Gwarube made a point to say what educators have been screaming for years: you can’t fix education without fixing teaching. Over R1.8 billion is being invested in teacher mentorship, training, and leadership programmes.

She also promised to audit all professional development offerings to ensure teachers aren’t wasting time on box-ticking workshops.

And with the national catalogue for Grades 1-3 being updated by 2026, teachers may soon have better curriculum-aligned materials at their fingertips.

Safety, Toilets, and Classrooms: Reality Checks in the Budget

No South African budget speech would be complete without confronting one of our national shames: pit toilets. The R15.3 billion Education Infrastructure Grant will help provinces eliminate these death traps, expand overcrowded classrooms, and repair collapsing buildings.

Meanwhile, R10 billion will go toward the National School Nutrition Programme, which feeds over 9 million learners a day, a lifeline for many children who arrive at school hungry.

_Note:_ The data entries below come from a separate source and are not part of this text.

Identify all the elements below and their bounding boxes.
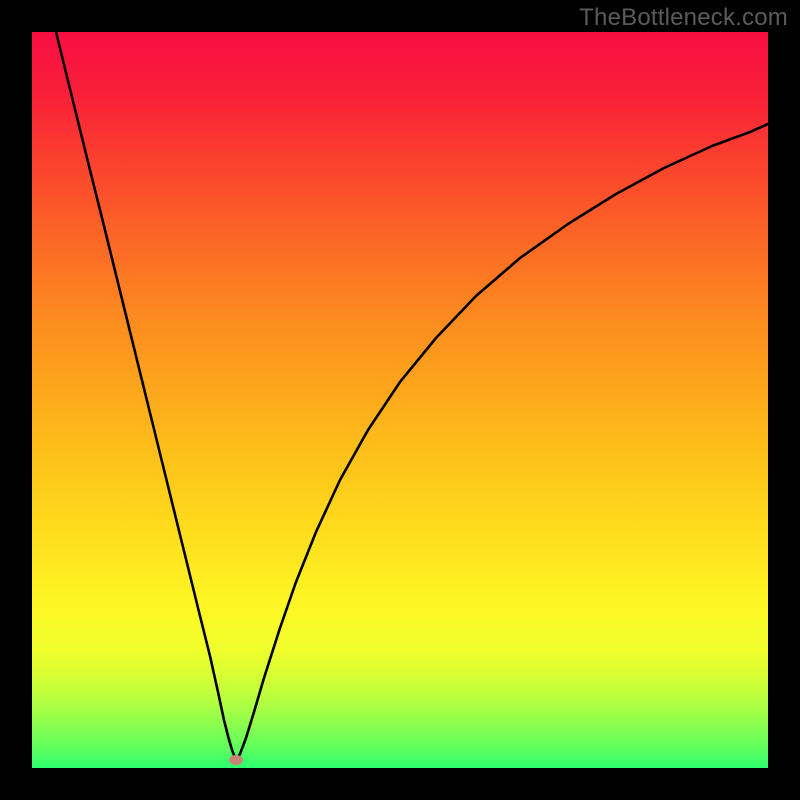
chart-frame: TheBottleneck.com bbox=[0, 0, 800, 800]
bottleneck-curve bbox=[32, 32, 768, 768]
plot-area bbox=[32, 32, 768, 768]
min-point-marker bbox=[229, 755, 243, 765]
watermark-label: TheBottleneck.com bbox=[579, 4, 788, 32]
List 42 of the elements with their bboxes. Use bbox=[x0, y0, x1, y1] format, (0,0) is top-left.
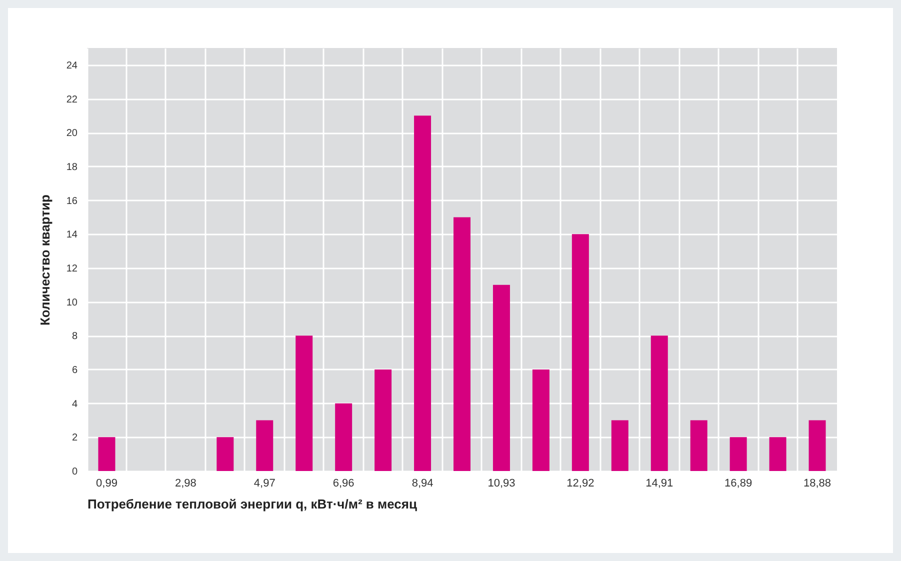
bar bbox=[414, 116, 432, 471]
x-tick-label: 16,89 bbox=[724, 478, 752, 490]
x-tick-label: 12,92 bbox=[566, 478, 594, 490]
bar bbox=[730, 437, 747, 471]
y-tick-label: 14 bbox=[66, 230, 78, 241]
y-tick-label: 12 bbox=[66, 263, 78, 274]
bar bbox=[454, 217, 470, 471]
x-tick-label: 0,99 bbox=[96, 478, 118, 490]
y-tick-label: 24 bbox=[66, 60, 78, 72]
bar bbox=[532, 369, 550, 471]
x-tick-label: 14,91 bbox=[646, 478, 674, 490]
x-tick-label: 8,94 bbox=[412, 478, 434, 490]
x-tick-label: 6,96 bbox=[332, 478, 354, 490]
y-tick-label: 8 bbox=[72, 331, 78, 342]
x-axis-title: Потребление тепловой энергии q, кВт·ч/м² в месяц bbox=[88, 496, 417, 512]
y-tick-label: 2 bbox=[72, 432, 78, 444]
x-tick-label: 4,97 bbox=[254, 478, 276, 490]
y-tick-label: 18 bbox=[66, 162, 78, 173]
bar bbox=[296, 336, 313, 471]
bar bbox=[650, 336, 668, 471]
y-tick-label: 16 bbox=[66, 196, 78, 207]
y-tick-label: 4 bbox=[72, 398, 78, 410]
bar bbox=[611, 420, 628, 471]
y-tick-label: 0 bbox=[72, 466, 78, 478]
bar bbox=[808, 420, 826, 471]
bar bbox=[769, 437, 786, 471]
y-tick-label: 22 bbox=[66, 94, 78, 106]
x-tick-label: 2,98 bbox=[174, 478, 196, 490]
y-tick-label: 20 bbox=[66, 128, 78, 140]
bar bbox=[374, 369, 392, 471]
bar bbox=[492, 284, 510, 471]
y-axis-title: Количество квартир bbox=[37, 194, 52, 326]
bar bbox=[690, 420, 708, 471]
bar bbox=[98, 437, 116, 471]
y-tick-label: 10 bbox=[66, 297, 78, 308]
y-tick-label: 6 bbox=[72, 364, 78, 376]
bar bbox=[256, 420, 274, 471]
bar bbox=[572, 234, 589, 471]
x-tick-label: 18,88 bbox=[804, 478, 832, 490]
bar bbox=[335, 403, 352, 471]
bar bbox=[216, 437, 234, 471]
x-tick-label: 10,93 bbox=[488, 478, 516, 490]
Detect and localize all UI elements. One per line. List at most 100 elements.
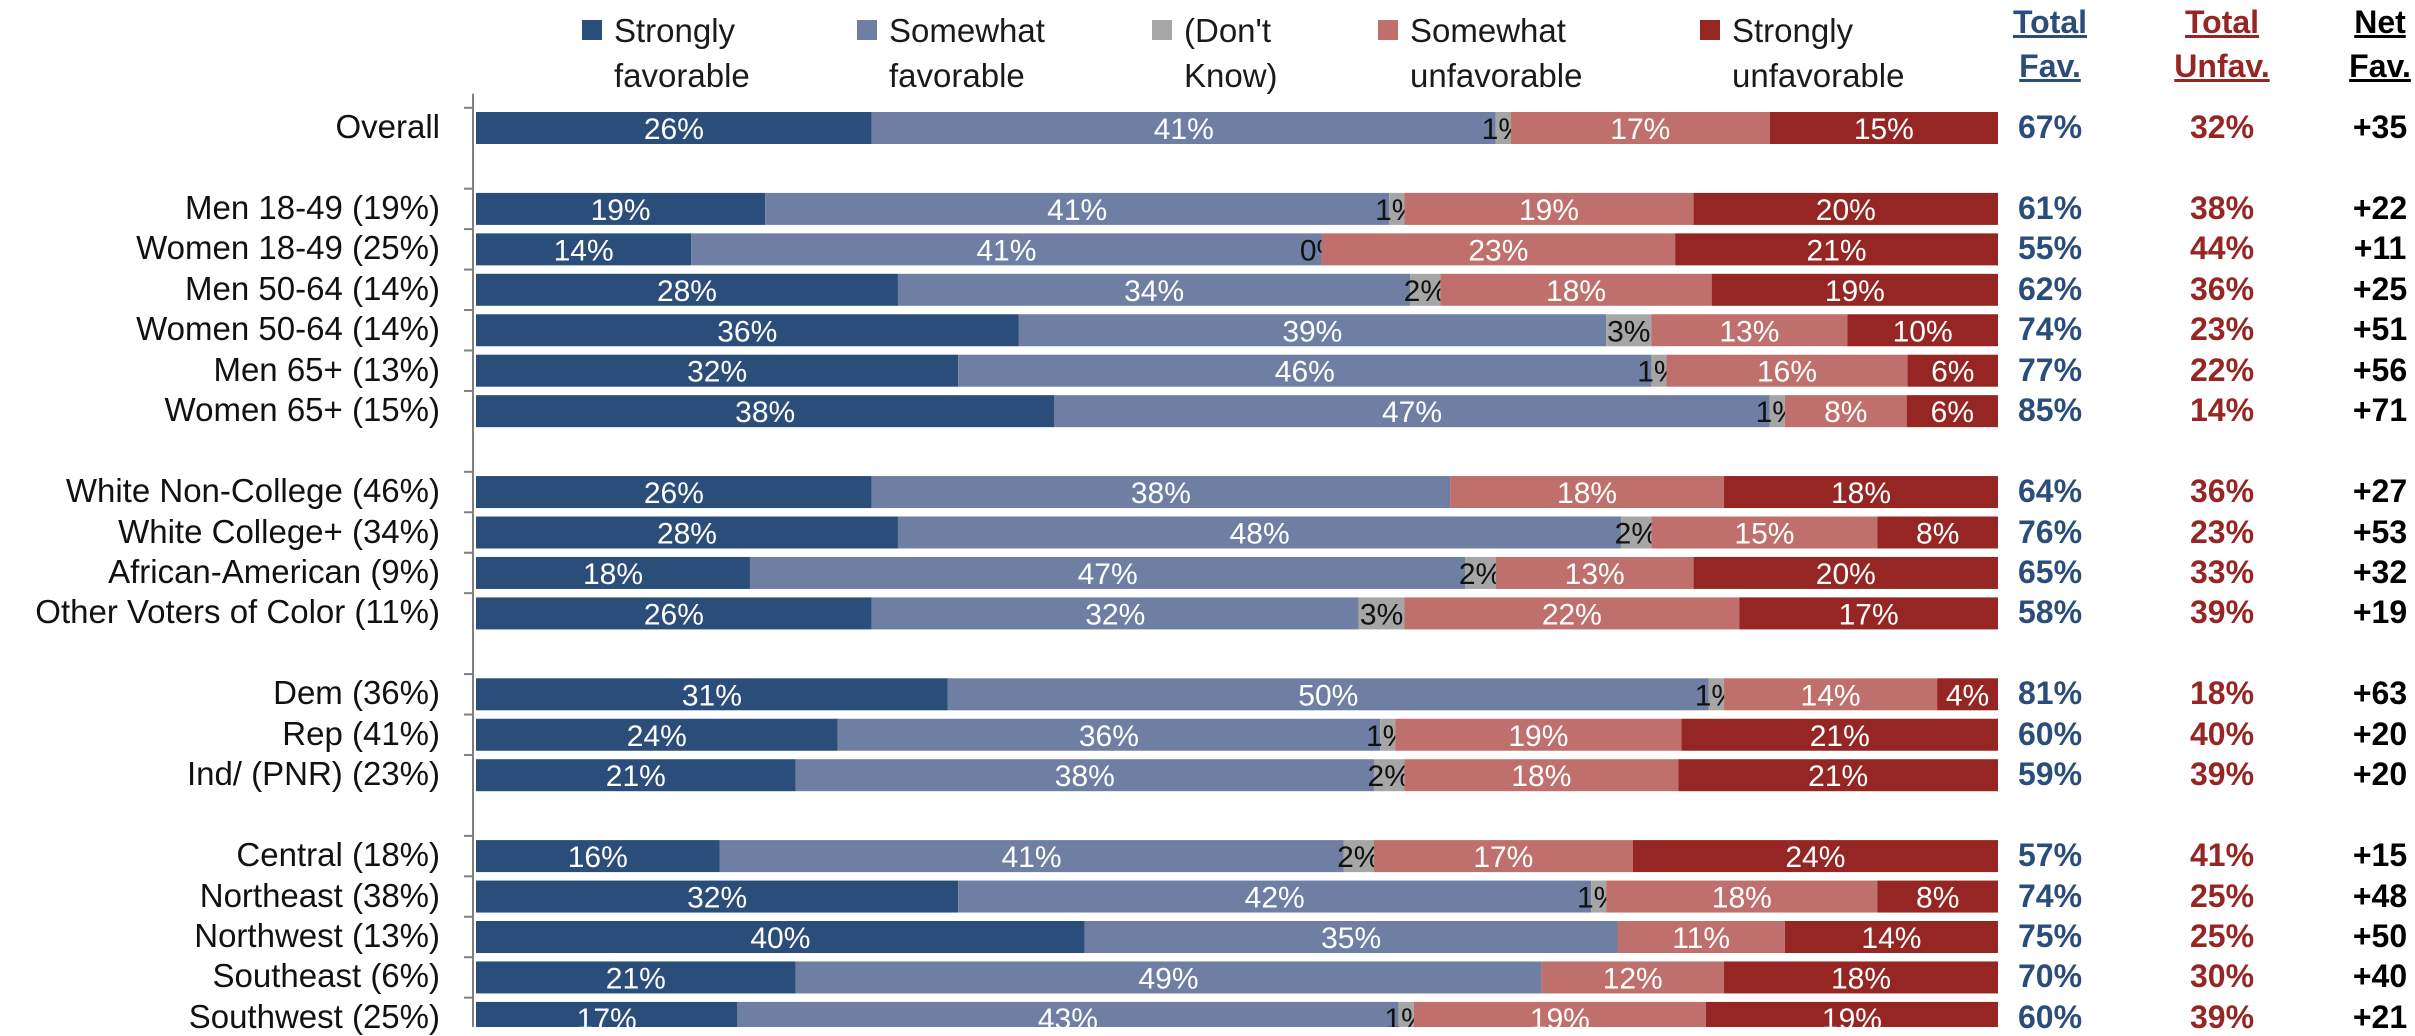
- net-fav-value: +20: [2352, 756, 2408, 793]
- bar-segment: [1705, 1001, 1998, 1027]
- bar-segment: [476, 192, 766, 225]
- bar-segment: [476, 273, 898, 306]
- total-fav-value: 61%: [2017, 189, 2083, 226]
- bar-data-label: 32%: [687, 882, 747, 915]
- bar-segment: [1906, 395, 1998, 428]
- bar-data-label: 17%: [1473, 841, 1533, 874]
- bar-segment: [476, 354, 959, 387]
- total-unfav-value: 39%: [2189, 998, 2255, 1035]
- bar-segment: [1847, 314, 1998, 347]
- bar-segment: [1373, 759, 1405, 792]
- bar-segment: [1018, 314, 1607, 347]
- total-unfav-value: 41%: [2189, 837, 2255, 874]
- net-fav-value: +53: [2352, 513, 2408, 550]
- row-label: Overall: [335, 108, 440, 145]
- bar-segment: [1769, 112, 1998, 144]
- bar-segment: [1413, 1001, 1706, 1027]
- bar-data-label: 50%: [1298, 679, 1358, 712]
- row-label: Men 18-49 (19%): [185, 188, 440, 226]
- bar-segment: [1681, 718, 1998, 751]
- row-label: Women 18-49 (25%): [136, 229, 440, 267]
- total-unfav-value: 25%: [2189, 877, 2255, 914]
- net-fav-value: +40: [2352, 958, 2408, 995]
- total-fav-value: 55%: [2017, 230, 2083, 267]
- total-unfav-value: 44%: [2189, 230, 2255, 267]
- total-fav-header: Total Fav.: [2012, 4, 2088, 84]
- bar-segment: [476, 840, 720, 873]
- bar-segment: [476, 233, 692, 266]
- bar-segment: [897, 516, 1622, 549]
- bar-data-label: 19%: [1825, 275, 1885, 308]
- bar-segment: [1450, 476, 1725, 509]
- bar-segment: [476, 476, 872, 509]
- bar-segment: [719, 840, 1344, 873]
- bar-segment: [1404, 597, 1740, 630]
- bar-segment: [476, 314, 1019, 347]
- bar-data-label: 14%: [1861, 922, 1921, 955]
- total-fav-value: 58%: [2017, 594, 2083, 631]
- bar-data-label: 35%: [1321, 922, 1381, 955]
- bar-segment: [871, 597, 1359, 630]
- row-label: Northwest (13%): [194, 917, 440, 954]
- bar-segment: [1784, 921, 1998, 953]
- bar-segment: [1398, 1001, 1414, 1027]
- legend-swatch: [1152, 20, 1172, 40]
- bar-segment: [795, 961, 1542, 994]
- total-unfav-value: 23%: [2189, 513, 2255, 550]
- bar-segment: [1877, 880, 1998, 913]
- bar-data-label: 15%: [1854, 113, 1914, 146]
- bar-data-label: 41%: [1047, 194, 1107, 227]
- net-fav-value: +56: [2352, 351, 2408, 388]
- bar-data-label: 28%: [657, 275, 717, 308]
- bar-data-label: 36%: [1079, 720, 1139, 753]
- total-unfav-value: 14%: [2189, 392, 2255, 429]
- total-unfav-value: 30%: [2189, 958, 2255, 995]
- bar-segment: [476, 921, 1085, 953]
- legend-item: Strongly favorable: [582, 8, 750, 98]
- bar-segment: [1937, 678, 1998, 711]
- bar-segment: [1321, 233, 1676, 266]
- net-fav-value: +27: [2352, 473, 2408, 510]
- bar-data-label: 20%: [1816, 558, 1876, 591]
- row-label: Southeast (6%): [212, 957, 440, 995]
- bar-data-label: 38%: [1055, 760, 1115, 793]
- bar-segment: [737, 1001, 1399, 1027]
- bar-segment: [476, 516, 898, 549]
- bar-segment: [1621, 516, 1652, 549]
- total-fav-value: 70%: [2017, 958, 2083, 995]
- total-unfav-value: 36%: [2189, 270, 2255, 307]
- bar-data-label: 21%: [1810, 720, 1870, 753]
- total-unfav-value: 40%: [2189, 715, 2255, 752]
- bar-data-label: 16%: [1757, 356, 1817, 389]
- bar-data-label: 21%: [606, 962, 666, 995]
- bar-data-label: 2%: [1404, 275, 1447, 308]
- bar-segment: [476, 395, 1055, 428]
- bar-data-label: 3%: [1360, 598, 1403, 631]
- total-fav-value: 57%: [2017, 837, 2083, 874]
- net-fav-value: +11: [2353, 230, 2407, 267]
- bar-data-label: 12%: [1603, 962, 1663, 995]
- bar-segment: [1666, 354, 1908, 387]
- total-unfav-value: 36%: [2189, 473, 2255, 510]
- legend-item: Strongly unfavorable: [1700, 8, 1904, 98]
- bar-segment: [1410, 273, 1441, 306]
- bar-segment: [1495, 112, 1511, 144]
- bar-data-label: 18%: [1831, 477, 1891, 510]
- legend-label: Strongly favorable: [614, 12, 750, 94]
- bar-data-label: 21%: [1808, 760, 1868, 793]
- legend-swatch: [582, 20, 602, 40]
- bar-segment: [476, 961, 796, 994]
- bar-data-label: 2%: [1459, 558, 1502, 591]
- total-unfav-value: 39%: [2189, 756, 2255, 793]
- bar-data-label: 42%: [1245, 882, 1305, 915]
- bar-segment: [1651, 314, 1848, 347]
- bar-segment: [1440, 273, 1712, 306]
- bar-segment: [749, 556, 1466, 589]
- total-fav-value: 81%: [2017, 675, 2083, 712]
- bar-segment: [476, 678, 948, 711]
- row-label: Southwest (25%): [188, 997, 440, 1035]
- net-fav-header: Net Fav.: [2349, 4, 2411, 84]
- bar-segment: [1693, 192, 1998, 225]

Mixed Reaction: Applause and Caution

Matakanya Matakanye, head of the National Association of School Governing Bodies, cautiously welcomed the budget but said it didn’t go far enough, especially for poor and rural schools. “We had hoped this would directly deal with the inequalities we see every day,” he said.

On social media, the response was similarly mixed. Some praised Gwarube’s “builder” approach and welcomed her no-nonsense tone. Others questioned whether the budget would trickle down past provincial mismanagement, especially where ghost employees and misused funds have previously crippled schools.

Will Provinces Deliver?

Gwarube has demanded provinces submit “credible” financial recovery plans by July. That includes fixing issues like vacant posts, non-compliance with funding norms, and ghost workers draining the system.

If they don’t? The minister warned she will not hesitate to escalate failures using tools under the National Education Policy Act and even involve Parliament.

Budget Alone Won’t Save the Sector

R35 billion is a serious amount. But in a country where millions of children still learn in broken classrooms without books or breakfast, it’s not just about how much is spent it’s about how.

Minister Gwarube’s rhetoric of builders vs breakers is stirring, and her goals are bold. But without discipline, oversight, and public accountability, even the best-laid budgets will collapse like too many school ceilings before them.

Let’s hope, this time, the builders win.